Gli1+ mesenchymal progenitors contribute to multilineage differentiation in a mouse model of post-traumatic joint injury

Abstract

AbstractComplex injury and open reconstructive surgeries of the knee often lead to joint dysfunction that may alter the normal biomechanics of the joint. Two major complications that often arise are excessive deposition of fibrotic tissue and acquired heterotopic endochondral ossification. Knee arthrofibrosis is a fibrotic joint disorder where aberrant buildup of scar tissue and adhesions develop around the joint. Heterotopic ossification is ectopic bone formation around the periarticular tissues. Even though arthrofibrosis and heterotopic ossification pose an immense clinical problem, limited studies focus on their cellular and molecular mechanisms. Effective cell-targeted therapeutics are needed, but the cellular origin of both knee disorders remains elusive. Moreover, all the current animal models of knee arthrofibrosis and stiffness are developed in rats and rabbits, limiting genetic experiments that would allow us to explore the contribution of specific cellular targets to these knee pathologies. Here, we present a novel mouse model of post-traumatic joint injury where surgically induced injury and hyperextension of the knee lead to excessive deposition of disorganized collagen in the meniscus, synovium, and joint capsule in addition to formation of extra-skeletal bone in muscle and soft tissues within the joint capsule.
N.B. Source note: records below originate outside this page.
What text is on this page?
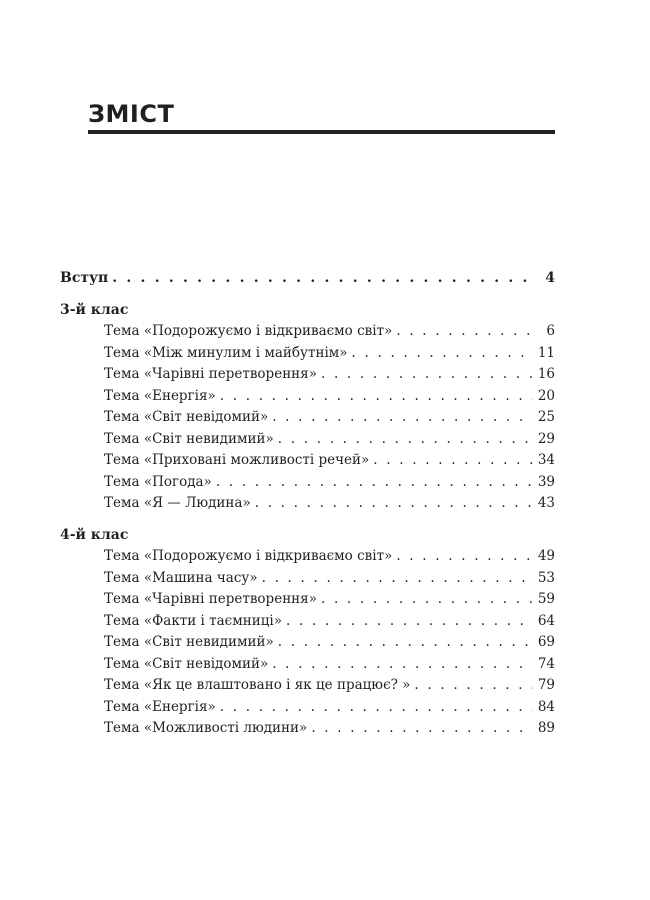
ЗМІСТ
Вступ . . .	4
3-й клас
Тема «Подорожуємо і відкриваємо світ» . . .	6
Тема «Між минулим і майбутнім» . . .	11
Тема «Чарівні перетворення» . . .	16
Тема «Енергія» . . .	20
Тема «Світ невідомий» . . .	25
Тема «Світ невидимий» . . .	29
Тема «Приховані можливості речей» . . .	34
Тема «Погода» . . .	39
Тема «Я — Людина» . . .	43
4-й клас
Тема «Подорожуємо і відкриваємо світ» . . .	49
Тема «Машина часу» . . .	53
Тема «Чарівні перетворення» . . .	59
Тема «Факти і таємниці» . . .	64
Тема «Світ невидимий» . . .	69
Тема «Світ невідомий» . . .	74
Тема «Як це влаштовано і як це працює? » . . .	79
Тема «Енергія» . . .	84
Тема «Можливості людини» . . .	89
As a functional outcome, arthrofibrosis and heterotopic endochondral ossification coupled with a significant increase in total joint stiffness were observed. By employing this model and genetic lineage tracing, we also demonstrate that Gli1+ mesenchymal progenitors proliferate after joint injury and contribute to fibrotic cells in the synovium and ectopic osteoblasts within the joint capsule. These findings demonstrate that Gli1+ cells are a major cellular contributor to knee arthrofibrosis and heterotopic ossification that manifests after knee injury. Our data collectively shows that genetic manipulation of Gli1+ cells in mice may offer a platform for identification of novel therapeutic targets to prevent chronic knee joint dysfunction after chronic injury.